The Group has received a notice of claim from a former service provider. The Group is taking legal advice on the merits of the claim and the probable outcome but intends to vigorously defend against the claims. The Group does not believe that the outcome of the claim will have a material impact to the Group’s financial position.
The Group’s mining and exploration activities are subject to various laws and regulations governing the protection of the environment. These laws and regulations are continually changing and are generally becoming more restrictive. The Group believes its operations are materially in compliance with all applicable laws and regulations. The Group has made, and expects to make in the future, expenditures to comply with such laws and regulations.

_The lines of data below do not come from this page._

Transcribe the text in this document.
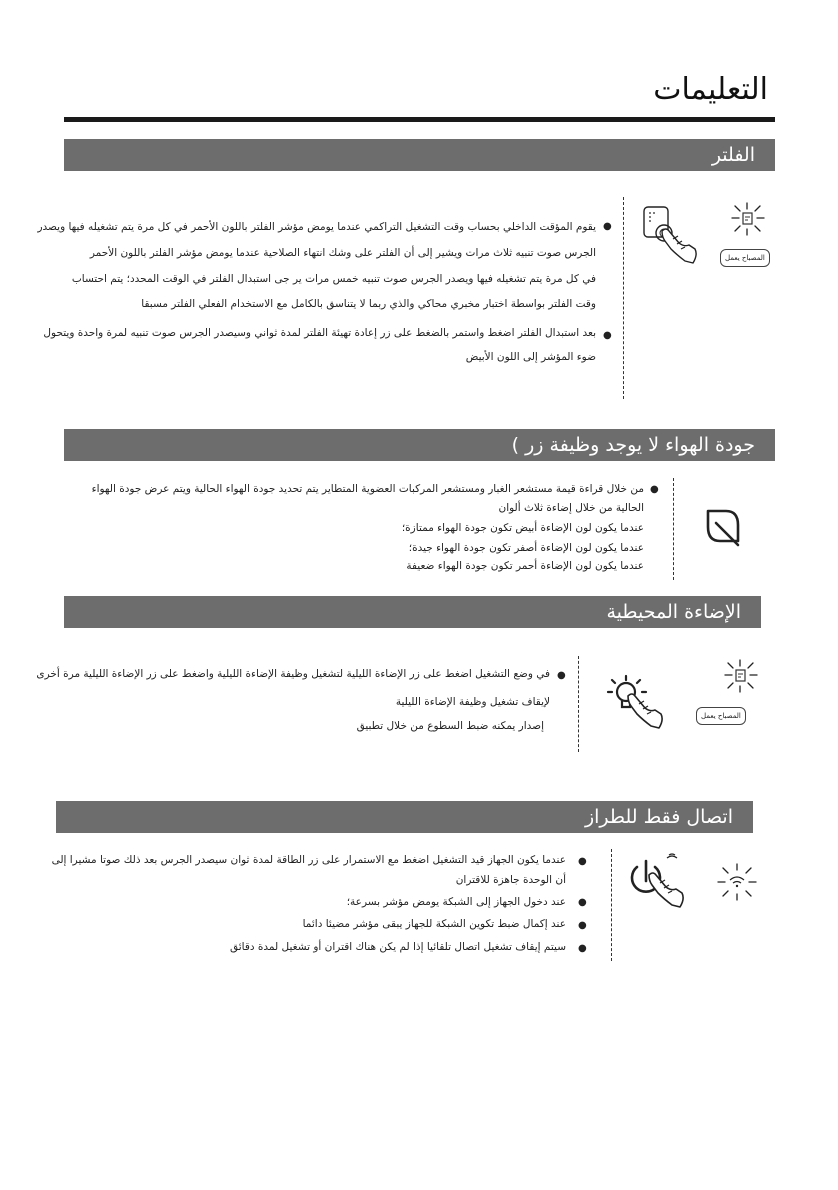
التعليمات
الفلتر
المصباح يعمل
●
يقوم المؤقت الداخلي بحساب وقت التشغيل التراكمي عندما يومض مؤشر الفلتر باللون الأحمر في كل مرة يتم تشغيله فيها ويصدر
الجرس صوت تنبيه ثلاث مرات ويشير إلى أن الفلتر على وشك انتهاء الصلاحية عندما يومض مؤشر الفلتر باللون الأحمر
في كل مرة يتم تشغيله فيها ويصدر الجرس صوت تنبيه خمس مرات ير جى استبدال الفلتر في الوقت المحدد؛ يتم احتساب
وقت الفلتر بواسطة اختبار مخبري محاكي والذي ربما لا يتناسق بالكامل مع الاستخدام الفعلي الفلتر مسبقا
●
بعد استبدال الفلتر اضغط واستمر بالضغط على زر إعادة تهيئة الفلتر لمدة ثواني وسيصدر الجرس صوت تنبيه لمرة واحدة ويتحول
ضوء المؤشر إلى اللون الأبيض
جودة الهواء لا يوجد وظيفة زر )
●
من خلال قراءة قيمة مستشعر الغبار ومستشعر المركبات العضوية المتطاير يتم تحديد جودة الهواء الحالية ويتم عرض جودة الهواء
الحالية من خلال إضاءة ثلاث ألوان
عندما يكون لون الإضاءة أبيض تكون جودة الهواء ممتازة؛
عندما يكون لون الإضاءة أصفر تكون جودة الهواء جيدة؛
عندما يكون لون الإضاءة أحمر تكون جودة الهواء ضعيفة
الإضاءة المحيطية
المصباح يعمل
●
في وضع التشغيل اضغط على زر الإضاءة الليلية لتشغيل وظيفة الإضاءة الليلية واضغط على زر الإضاءة الليلية مرة أخرى
لإيقاف تشغيل وظيفة الإضاءة الليلية
إصدار يمكنه ضبط السطوع من خلال تطبيق
اتصال فقط للطراز
●
عندما يكون الجهاز قيد التشغيل اضغط مع الاستمرار على زر الطاقة لمدة ثوان سيصدر الجرس بعد ذلك صوتا مشيرا إلى
أن الوحدة جاهزة للاقتران
●
عند دخول الجهاز إلى الشبكة يومض مؤشر بسرعة؛
●
عند إكمال ضبط تكوين الشبكة للجهاز يبقى مؤشر مضيئا دائما
●
سيتم إيقاف تشغيل اتصال تلقائيا إذا لم يكن هناك اقتران أو تشغيل لمدة دقائق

The Group assumed a gold stream when it acquired the Sabodala-Massawa mine on 10 February 2021 ("Sabodala stream").
Share buyback programme
Subsequent to 30 September 2022 and up to 8 November 2022, the Group has repurchased a total of 361.567 shares at an average price of $17.27 for total cash outflows of $6.2 million.
Lafigué construction decision
On 17 October 2022, the Group announced the formal construction decision for the 80%-owned Lafigué project on the Fetekro property in Côte d'Ivoire.